Riesling's twin peaks are its intense perfume and its piercing crisp acidity which it manages to retain even at high ripeness levels.

In Germany, Riesling constitutes around 20% of total plantings, yet it is responsible for all its greatest wines. It is planted widely on well-drained, south-facing slate-rich slopes, with the greatest wines coming from the best slopes in the best villages. It produces delicate, racy, nervy and stylish wines that cover a wide spectrum of flavours from steely and bone dry with beautifully scented fruits of apples,apricots, and sometimes peaches, through to the exotically sweet flavours of the great sweet wines.

It is also an important variety in Alsace where it produces slightly earthier, weightier and fuller wines than in Germany. The dry Rieslings can be austere and steely with hints of honey while the Vendages Tardives and Sélection de Grains Nobles are some of the greatest sweet wines in the world.

It is thanks to the New World that Riesling is enjoying a marked renaissance. In Australia the grape has developed a formidable reputation, delivering lime-sherbet fireworks amid the continental climate of Clare Valley an hour's drive north of Adelaide, while Barossa's Eden Valley is cooler still, producing restrained stony lime examples from the elevated granitic landscape; Tasmania is fast becoming their third Riesling mine, combining cool temperatures with high UV levels to deliver stunning prototypes.

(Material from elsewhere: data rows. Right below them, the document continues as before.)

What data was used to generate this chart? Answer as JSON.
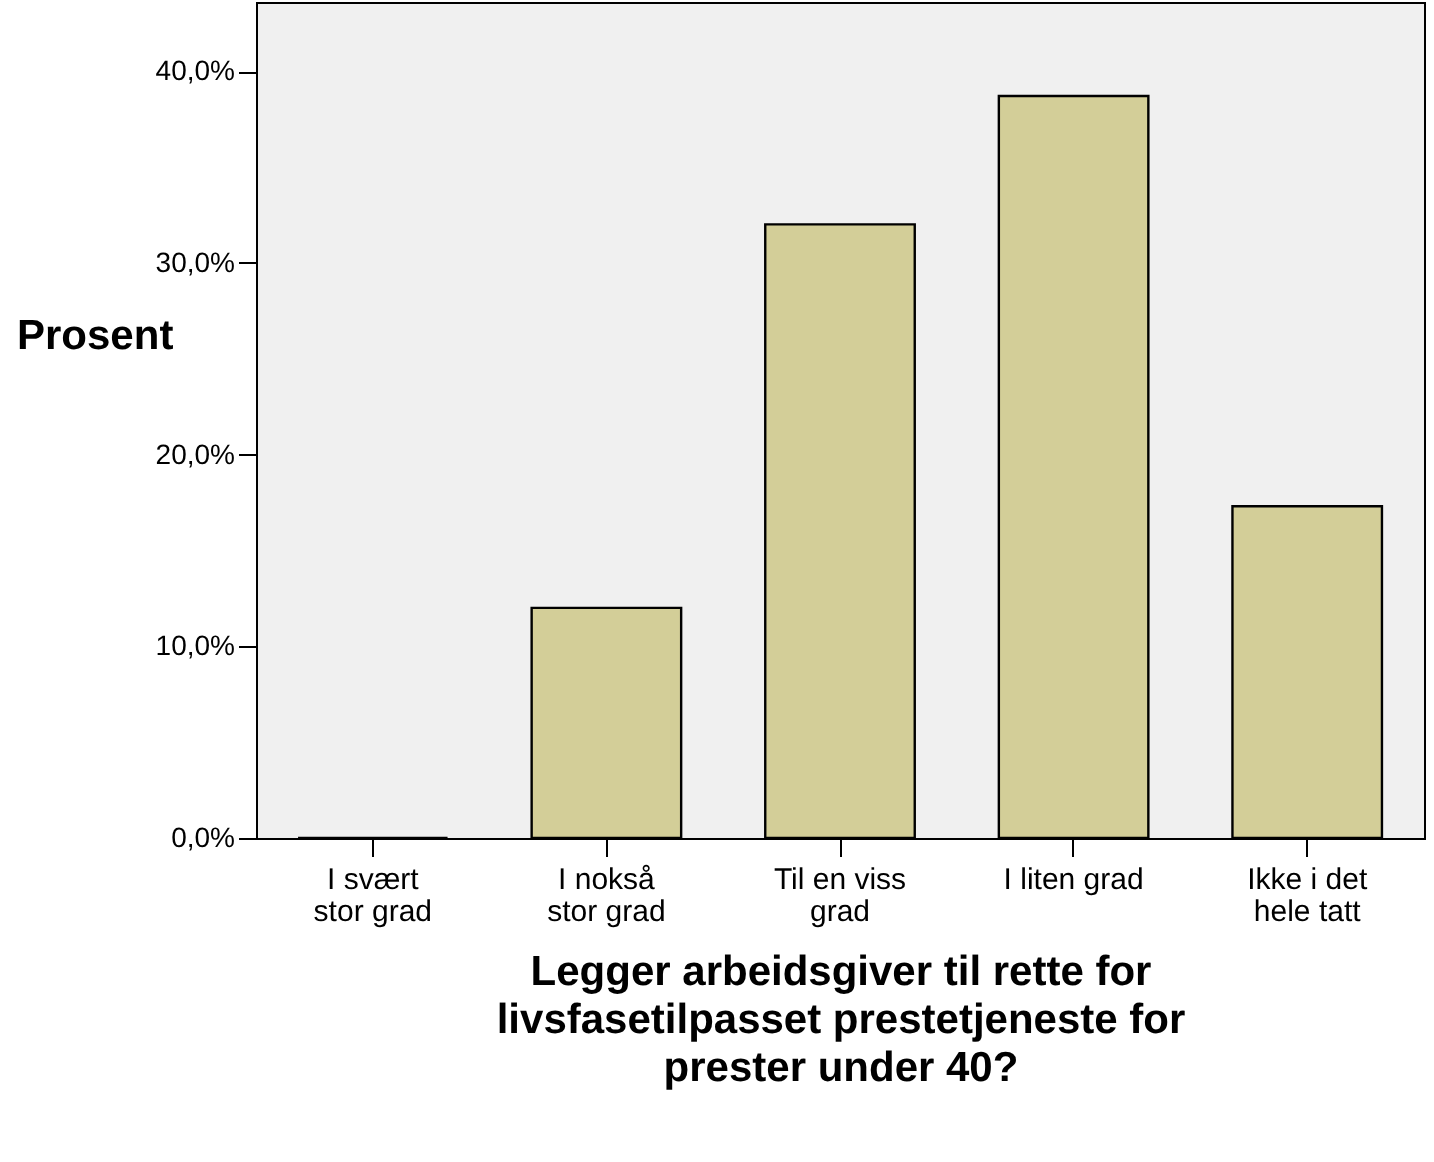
{
  "chart_data": {
    "type": "bar",
    "xlabel": "Legger arbeidsgiver til rette for livsfasetilpasset prestetjeneste for prester under 40?",
    "ylabel": "Prosent",
    "categories": [
      "I svært\nstor grad",
      "I nokså\nstor grad",
      "Til en viss\ngrad",
      "I liten grad",
      "Ikke i det\nhele tatt"
    ],
    "values": [
      0.0,
      12.0,
      32.0,
      38.7,
      17.3
    ],
    "colors": [
      "#000000",
      "#d3ce98",
      "#d3ce98",
      "#d3ce98",
      "#d3ce98"
    ],
    "ylim": [
      0,
      43.6
    ],
    "yticks": [
      {
        "value": 0,
        "label": "0,0%"
      },
      {
        "value": 10,
        "label": "10,0%"
      },
      {
        "value": 20,
        "label": "20,0%"
      },
      {
        "value": 30,
        "label": "30,0%"
      },
      {
        "value": 40,
        "label": "40,0%"
      }
    ],
    "grid": false
  }
}
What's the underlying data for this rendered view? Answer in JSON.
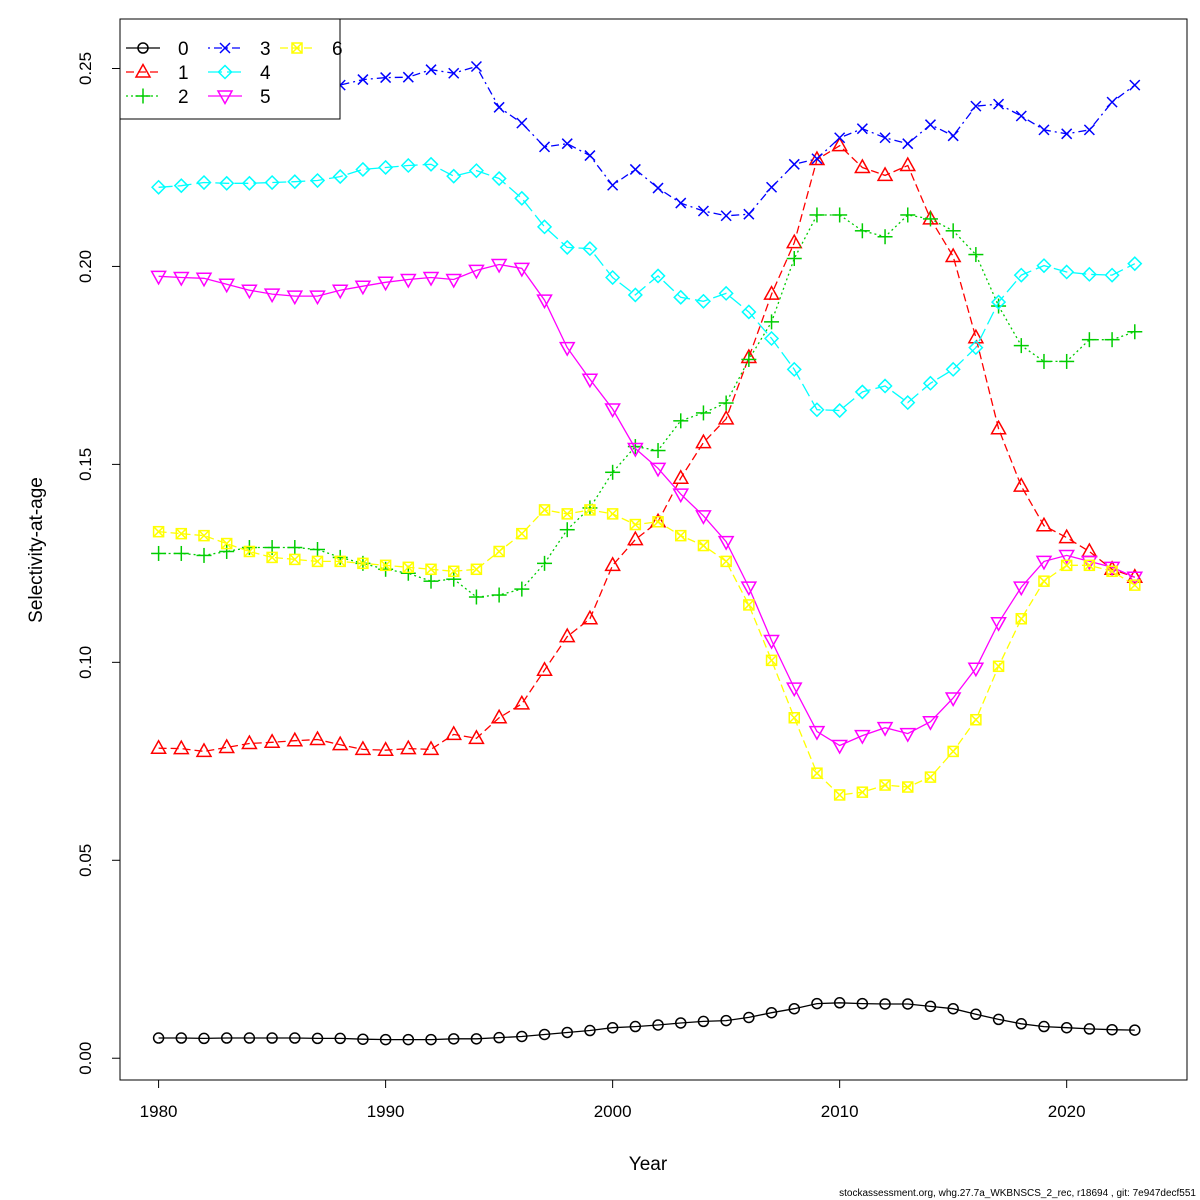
{
  "chart_data": {
    "type": "line",
    "title": "",
    "xlabel": "Year",
    "ylabel": "Selectivity-at-age",
    "xlim": [
      1978.3,
      2025.3
    ],
    "ylim": [
      -0.0055,
      0.2625
    ],
    "xticks": [
      1980,
      1990,
      2000,
      2010,
      2020
    ],
    "yticks": [
      "0.00",
      "0.05",
      "0.10",
      "0.15",
      "0.20",
      "0.25"
    ],
    "grid": false,
    "legend_position": "top-left",
    "x": [
      1980,
      1981,
      1982,
      1983,
      1984,
      1985,
      1986,
      1987,
      1988,
      1989,
      1990,
      1991,
      1992,
      1993,
      1994,
      1995,
      1996,
      1997,
      1998,
      1999,
      2000,
      2001,
      2002,
      2003,
      2004,
      2005,
      2006,
      2007,
      2008,
      2009,
      2010,
      2011,
      2012,
      2013,
      2014,
      2015,
      2016,
      2017,
      2018,
      2019,
      2020,
      2021,
      2022,
      2023
    ],
    "series": [
      {
        "name": "0",
        "color": "#000000",
        "marker": "circle",
        "dash": "solid",
        "values": [
          0.0051,
          0.0051,
          0.005,
          0.0051,
          0.0051,
          0.0051,
          0.0051,
          0.005,
          0.005,
          0.0048,
          0.0047,
          0.0047,
          0.0047,
          0.0049,
          0.0049,
          0.0052,
          0.0055,
          0.006,
          0.0065,
          0.007,
          0.0077,
          0.008,
          0.0084,
          0.0089,
          0.0093,
          0.0095,
          0.0103,
          0.0115,
          0.0125,
          0.0138,
          0.014,
          0.0138,
          0.0137,
          0.0137,
          0.0131,
          0.0125,
          0.0111,
          0.0098,
          0.0087,
          0.008,
          0.0077,
          0.0074,
          0.0072,
          0.0071
        ]
      },
      {
        "name": "1",
        "color": "#ff0000",
        "marker": "triangle-up",
        "dash": "dashed",
        "values": [
          0.0783,
          0.0782,
          0.0775,
          0.0785,
          0.0795,
          0.0798,
          0.0802,
          0.0805,
          0.0792,
          0.078,
          0.0778,
          0.0782,
          0.078,
          0.0818,
          0.0808,
          0.086,
          0.0895,
          0.098,
          0.1065,
          0.111,
          0.1245,
          0.131,
          0.1355,
          0.1465,
          0.1555,
          0.1615,
          0.177,
          0.193,
          0.206,
          0.227,
          0.2305,
          0.225,
          0.223,
          0.2255,
          0.212,
          0.2025,
          0.182,
          0.159,
          0.1445,
          0.1345,
          0.1315,
          0.128,
          0.1235,
          0.1215
        ]
      },
      {
        "name": "2",
        "color": "#00cd00",
        "marker": "plus",
        "dash": "dotted",
        "values": [
          0.1275,
          0.1275,
          0.127,
          0.128,
          0.129,
          0.129,
          0.129,
          0.1285,
          0.1265,
          0.125,
          0.1235,
          0.1225,
          0.1205,
          0.121,
          0.1165,
          0.117,
          0.1185,
          0.125,
          0.1335,
          0.139,
          0.148,
          0.1545,
          0.1535,
          0.161,
          0.163,
          0.1655,
          0.1765,
          0.186,
          0.202,
          0.213,
          0.213,
          0.209,
          0.2075,
          0.213,
          0.212,
          0.209,
          0.203,
          0.19,
          0.18,
          0.176,
          0.176,
          0.1815,
          0.1815,
          0.1835
        ]
      },
      {
        "name": "3",
        "color": "#0000ff",
        "marker": "x",
        "dash": "dotdash",
        "values": [
          0.2425,
          0.2432,
          0.2422,
          0.2442,
          0.2448,
          0.244,
          0.2452,
          0.2462,
          0.2458,
          0.2472,
          0.2477,
          0.2478,
          0.2497,
          0.2488,
          0.2505,
          0.2402,
          0.2362,
          0.2302,
          0.231,
          0.228,
          0.2205,
          0.2245,
          0.2198,
          0.216,
          0.214,
          0.2128,
          0.2132,
          0.22,
          0.2258,
          0.2272,
          0.2325,
          0.2348,
          0.2325,
          0.231,
          0.2358,
          0.233,
          0.2405,
          0.241,
          0.238,
          0.2345,
          0.2335,
          0.2345,
          0.2415,
          0.2458
        ]
      },
      {
        "name": "4",
        "color": "#00ffff",
        "marker": "diamond",
        "dash": "longdash",
        "values": [
          0.22,
          0.2204,
          0.2212,
          0.221,
          0.221,
          0.2212,
          0.2214,
          0.2217,
          0.2227,
          0.2245,
          0.225,
          0.2255,
          0.2258,
          0.2228,
          0.2242,
          0.2222,
          0.2172,
          0.21,
          0.2048,
          0.2045,
          0.1972,
          0.1928,
          0.1976,
          0.1922,
          0.1912,
          0.1932,
          0.1885,
          0.1818,
          0.174,
          0.1638,
          0.1636,
          0.1683,
          0.1698,
          0.1656,
          0.1705,
          0.174,
          0.1795,
          0.191,
          0.1978,
          0.2002,
          0.1986,
          0.198,
          0.1978,
          0.2007
        ]
      },
      {
        "name": "5",
        "color": "#ff00ff",
        "marker": "triangle-down",
        "dash": "solid",
        "values": [
          0.1975,
          0.1972,
          0.197,
          0.1955,
          0.194,
          0.193,
          0.1925,
          0.1925,
          0.194,
          0.195,
          0.196,
          0.1967,
          0.1972,
          0.1967,
          0.199,
          0.2005,
          0.1995,
          0.1915,
          0.1795,
          0.1715,
          0.164,
          0.154,
          0.149,
          0.1425,
          0.137,
          0.1305,
          0.119,
          0.1055,
          0.0935,
          0.0825,
          0.079,
          0.0815,
          0.0835,
          0.082,
          0.085,
          0.091,
          0.0985,
          0.11,
          0.119,
          0.1255,
          0.127,
          0.1255,
          0.124,
          0.1215
        ]
      },
      {
        "name": "6",
        "color": "#ffff00",
        "marker": "square-x",
        "dash": "dashed",
        "values": [
          0.133,
          0.1325,
          0.132,
          0.13,
          0.128,
          0.1265,
          0.126,
          0.1255,
          0.1255,
          0.125,
          0.1245,
          0.124,
          0.1235,
          0.123,
          0.1235,
          0.128,
          0.1325,
          0.1385,
          0.1375,
          0.1385,
          0.1375,
          0.1348,
          0.1355,
          0.132,
          0.1295,
          0.1255,
          0.1145,
          0.1005,
          0.086,
          0.072,
          0.0665,
          0.0672,
          0.069,
          0.0685,
          0.071,
          0.0775,
          0.0855,
          0.099,
          0.111,
          0.1205,
          0.1245,
          0.1245,
          0.123,
          0.1195
        ]
      }
    ]
  },
  "footer": {
    "text": "stockassessment.org, whg.27.7a_WKBNSCS_2_rec, r18694 , git: 7e947decf551"
  }
}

New Zealand shares a similar climate, with Riesling and Pinot Gris neck to neck in their bid to be the next big thing after Sauvignon Blanc; perfectly suited is the South Island's Central Otago, with its granitic soils and continental climate, and the pebbly Brightwater area near Nelson. While Australia's Rieslings tend to be full-bodied & dry, the Kiwis are more inclined to be lighter bodied, more ethereal and sometimes off-dry; Alsace plays Mosel if you like.